Dr. Courtney Yarbrough Receives K01 to Study OUD Treatment Adoption Among Primary Care Providers

July 27, 2020

Courtney R. Yarbrough, PhD, has been awarded a five-year professional development grant (K01) from the National Institute on Drug Abuse to study the adoption of treatments for opioid use disorder (OUD) among primary care providers. Approximately 10.3 million Americans misuse prescription (e.g., oxycodone) or illicit (e.g., heroin) opioids, and two million Americans suffer from OUD. Effective medications are approved to treat OUD but are vastly underutilized. One such medication, buprenorphine (e.g., Suboxone) holds substantial promise to expand OUD treatment because it can be prescribed in an outpatient, primary care setting. However, few primary care physicians prescribe the drug.

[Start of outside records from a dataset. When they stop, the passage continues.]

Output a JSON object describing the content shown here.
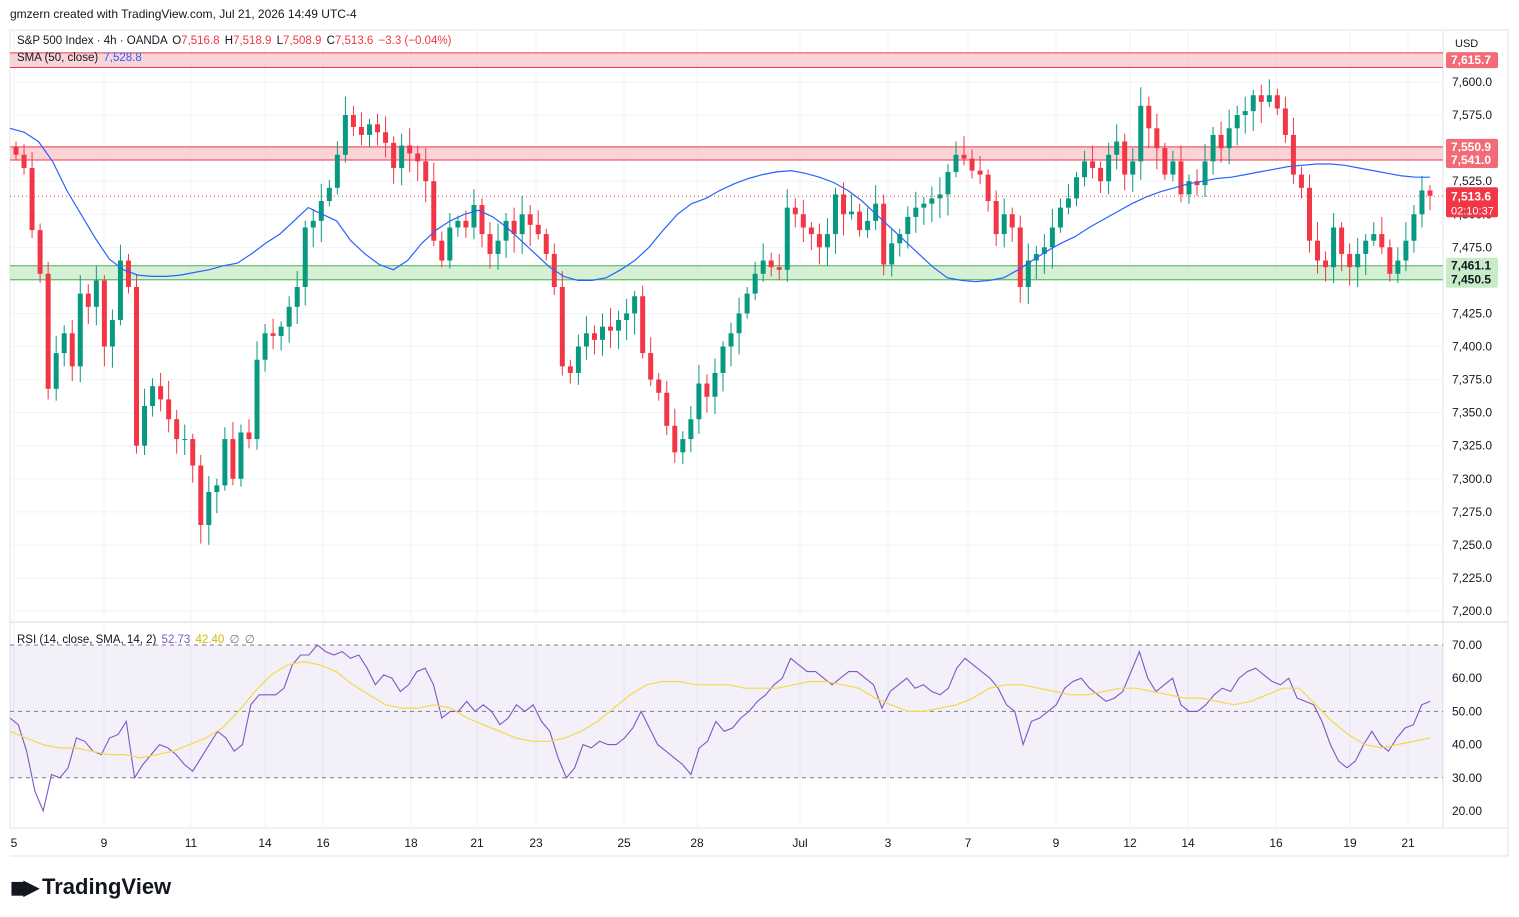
{
  "header": {
    "created_by": "gmzern created with TradingView.com, Jul 21, 2026 14:49 UTC-4"
  },
  "legend": {
    "symbol": "S&P 500 Index · 4h · OANDA",
    "o_label": "O",
    "o_value": "7,516.8",
    "h_label": "H",
    "h_value": "7,518.9",
    "l_label": "L",
    "l_value": "7,508.9",
    "c_label": "C",
    "c_value": "7,513.6",
    "change": "−3.3 (−0.04%)",
    "sma_label": "SMA (50, close)",
    "sma_value": "7,528.8",
    "rsi_label": "RSI (14, close, SMA, 14, 2)",
    "rsi_value": "52.73",
    "rsi_ma_value": "42.40",
    "rsi_extra1": "∅",
    "rsi_extra2": "∅"
  },
  "currency": "USD",
  "logo_text": "TradingView",
  "colors": {
    "up": "#089981",
    "down": "#f23645",
    "sma": "#2962ff",
    "rsi": "#7e57c2",
    "rsi_ma": "#f5d94a",
    "resistance_zone": "#f7b7bc",
    "support_zone": "#b9e6b9"
  },
  "chart_data": {
    "type": "candlestick",
    "price_axis": {
      "ticks": [
        "7,200.0",
        "7,225.0",
        "7,250.0",
        "7,275.0",
        "7,300.0",
        "7,325.0",
        "7,350.0",
        "7,375.0",
        "7,400.0",
        "7,425.0",
        "7,450.0",
        "7,475.0",
        "7,500.0",
        "7,525.0",
        "7,550.0",
        "7,575.0",
        "7,600.0"
      ],
      "range": [
        7190,
        7630
      ]
    },
    "time_axis": {
      "labels": [
        "5",
        "9",
        "11",
        "14",
        "16",
        "18",
        "21",
        "23",
        "25",
        "28",
        "Jul",
        "3",
        "7",
        "9",
        "12",
        "14",
        "16",
        "19",
        "21"
      ]
    },
    "zones": [
      {
        "name": "resistance-top",
        "from": 7611,
        "to": 7622,
        "label": "7,615.7"
      },
      {
        "name": "resistance",
        "from": 7541.0,
        "to": 7550.9,
        "labels": [
          "7,550.9",
          "7,541.0"
        ]
      },
      {
        "name": "support",
        "from": 7450.5,
        "to": 7461.1,
        "labels": [
          "7,461.1",
          "7,450.5"
        ]
      }
    ],
    "last_price": {
      "value": 7513.6,
      "label": "7,513.6",
      "countdown": "02:10:37"
    },
    "close_series": [
      7545,
      7535,
      7488,
      7455,
      7368,
      7395,
      7410,
      7385,
      7440,
      7430,
      7450,
      7400,
      7420,
      7465,
      7445,
      7325,
      7355,
      7370,
      7360,
      7345,
      7330,
      7330,
      7310,
      7265,
      7290,
      7295,
      7330,
      7300,
      7335,
      7330,
      7390,
      7410,
      7408,
      7415,
      7430,
      7445,
      7490,
      7495,
      7510,
      7520,
      7545,
      7575,
      7566,
      7560,
      7568,
      7562,
      7554,
      7535,
      7552,
      7546,
      7540,
      7525,
      7480,
      7465,
      7490,
      7495,
      7490,
      7507,
      7485,
      7470,
      7480,
      7495,
      7485,
      7500,
      7492,
      7485,
      7470,
      7445,
      7385,
      7380,
      7400,
      7410,
      7405,
      7415,
      7412,
      7420,
      7425,
      7438,
      7395,
      7375,
      7365,
      7340,
      7320,
      7330,
      7345,
      7372,
      7362,
      7380,
      7400,
      7410,
      7425,
      7440,
      7455,
      7465,
      7460,
      7458,
      7505,
      7500,
      7490,
      7485,
      7475,
      7485,
      7515,
      7500,
      7502,
      7488,
      7495,
      7508,
      7462,
      7478,
      7485,
      7498,
      7505,
      7508,
      7512,
      7515,
      7532,
      7545,
      7542,
      7533,
      7530,
      7510,
      7485,
      7500,
      7490,
      7445,
      7465,
      7470,
      7475,
      7490,
      7505,
      7512,
      7528,
      7540,
      7535,
      7525,
      7545,
      7555,
      7530,
      7540,
      7582,
      7565,
      7550,
      7530,
      7540,
      7515,
      7525,
      7522,
      7540,
      7560,
      7550,
      7565,
      7575,
      7578,
      7590,
      7585,
      7590,
      7580,
      7560,
      7530,
      7520,
      7480,
      7465,
      7460,
      7490,
      7470,
      7460,
      7470,
      7480,
      7485,
      7475,
      7455,
      7465,
      7480,
      7500,
      7518,
      7514
    ],
    "sma_series": [
      7565,
      7562,
      7555,
      7540,
      7518,
      7500,
      7482,
      7466,
      7458,
      7454,
      7453,
      7453,
      7454,
      7456,
      7458,
      7461,
      7463,
      7470,
      7478,
      7485,
      7495,
      7505,
      7500,
      7495,
      7480,
      7470,
      7462,
      7458,
      7465,
      7478,
      7488,
      7495,
      7500,
      7503,
      7498,
      7490,
      7480,
      7470,
      7460,
      7453,
      7450,
      7450,
      7452,
      7458,
      7465,
      7475,
      7488,
      7500,
      7508,
      7512,
      7518,
      7523,
      7527,
      7530,
      7532,
      7533,
      7531,
      7528,
      7524,
      7518,
      7510,
      7500,
      7490,
      7480,
      7470,
      7460,
      7452,
      7450,
      7449,
      7450,
      7452,
      7458,
      7465,
      7472,
      7478,
      7483,
      7490,
      7496,
      7502,
      7508,
      7513,
      7517,
      7520,
      7523,
      7525,
      7527,
      7528,
      7530,
      7532,
      7534,
      7536,
      7537,
      7538,
      7538,
      7537,
      7535,
      7533,
      7531,
      7529,
      7528,
      7528
    ],
    "rsi_series": [
      48,
      46,
      38,
      26,
      20,
      31,
      30,
      33,
      42,
      41,
      38,
      37,
      42,
      43,
      47,
      30,
      34,
      37,
      40,
      39,
      37,
      34,
      32,
      36,
      40,
      44,
      42,
      38,
      40,
      52,
      55,
      55,
      55,
      57,
      64,
      67,
      67,
      70,
      68,
      67,
      68,
      66,
      67,
      63,
      58,
      61,
      60,
      56,
      58,
      62,
      63,
      58,
      48,
      50,
      50,
      53,
      50,
      52,
      50,
      46,
      48,
      52,
      50,
      52,
      47,
      44,
      36,
      30,
      33,
      40,
      39,
      41,
      40,
      40,
      42,
      45,
      50,
      45,
      40,
      38,
      36,
      34,
      31,
      39,
      41,
      47,
      44,
      45,
      48,
      50,
      53,
      55,
      58,
      60,
      66,
      64,
      62,
      62,
      60,
      58,
      60,
      62,
      62,
      60,
      58,
      51,
      56,
      58,
      60,
      57,
      58,
      56,
      55,
      57,
      63,
      66,
      64,
      62,
      60,
      57,
      52,
      50,
      40,
      47,
      48,
      50,
      52,
      57,
      59,
      60,
      57,
      55,
      53,
      54,
      56,
      62,
      68,
      60,
      56,
      58,
      60,
      52,
      50,
      50,
      52,
      55,
      57,
      56,
      60,
      62,
      63,
      61,
      59,
      58,
      60,
      54,
      53,
      52,
      47,
      40,
      35,
      33,
      35,
      40,
      44,
      40,
      38,
      42,
      45,
      46,
      52,
      53
    ],
    "rsi_ma_series": [
      44,
      42,
      40,
      39,
      39,
      38,
      37,
      37,
      36,
      37,
      38,
      40,
      42,
      45,
      50,
      56,
      61,
      64,
      65,
      64,
      62,
      58,
      55,
      52,
      51,
      51,
      52,
      51,
      48,
      46,
      44,
      42,
      41,
      41,
      42,
      44,
      47,
      51,
      55,
      58,
      59,
      59,
      58,
      58,
      58,
      57,
      57,
      57,
      58,
      59,
      59,
      58,
      57,
      54,
      52,
      50,
      50,
      51,
      52,
      54,
      57,
      58,
      58,
      57,
      56,
      55,
      55,
      56,
      57,
      57,
      56,
      55,
      54,
      54,
      53,
      52,
      53,
      55,
      57,
      57,
      52,
      47,
      43,
      40,
      39,
      40,
      41,
      42
    ],
    "rsi_axis": {
      "ticks": [
        "20.00",
        "30.00",
        "40.00",
        "50.00",
        "60.00",
        "70.00"
      ],
      "upper": 70,
      "lower": 30,
      "mid": 50
    }
  }
}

Yarbrough will conduct an in-depth examination of the barriers and facilitators to primary care buprenorphine prescribing using both quantitative analyses of large datasets and qualitative interviews of providers, pharmacists, patients, and community members. Her objective is to identify policy tools and medical practice adaptations that promote implementation of buprenorphine treatment in the primary care setting.

A K01 professional development award provides faculty with time and resources to advance their skills and knowledge in key areas through training opportunities and collaboration with expert mentors. Yarbrough will focus on building her expertise in geospatial analysis, implementation science, and qualitative research methods in addition to enhancing her clinical knowledge of substance use disorders. Her mentorship team will be led by Dr. Hannah L.F. Cooper, Rollins Chair of Substance Use Disorders Research, and includes Drs. Jessica M. Sales, Lance A. Waller, and Karen Drexler (Emory School of Medicine).

Yarbrough’s research concentrates on substance use disorders and treatment access in addition to policies that affect pharmaceutical use and prices in the United States.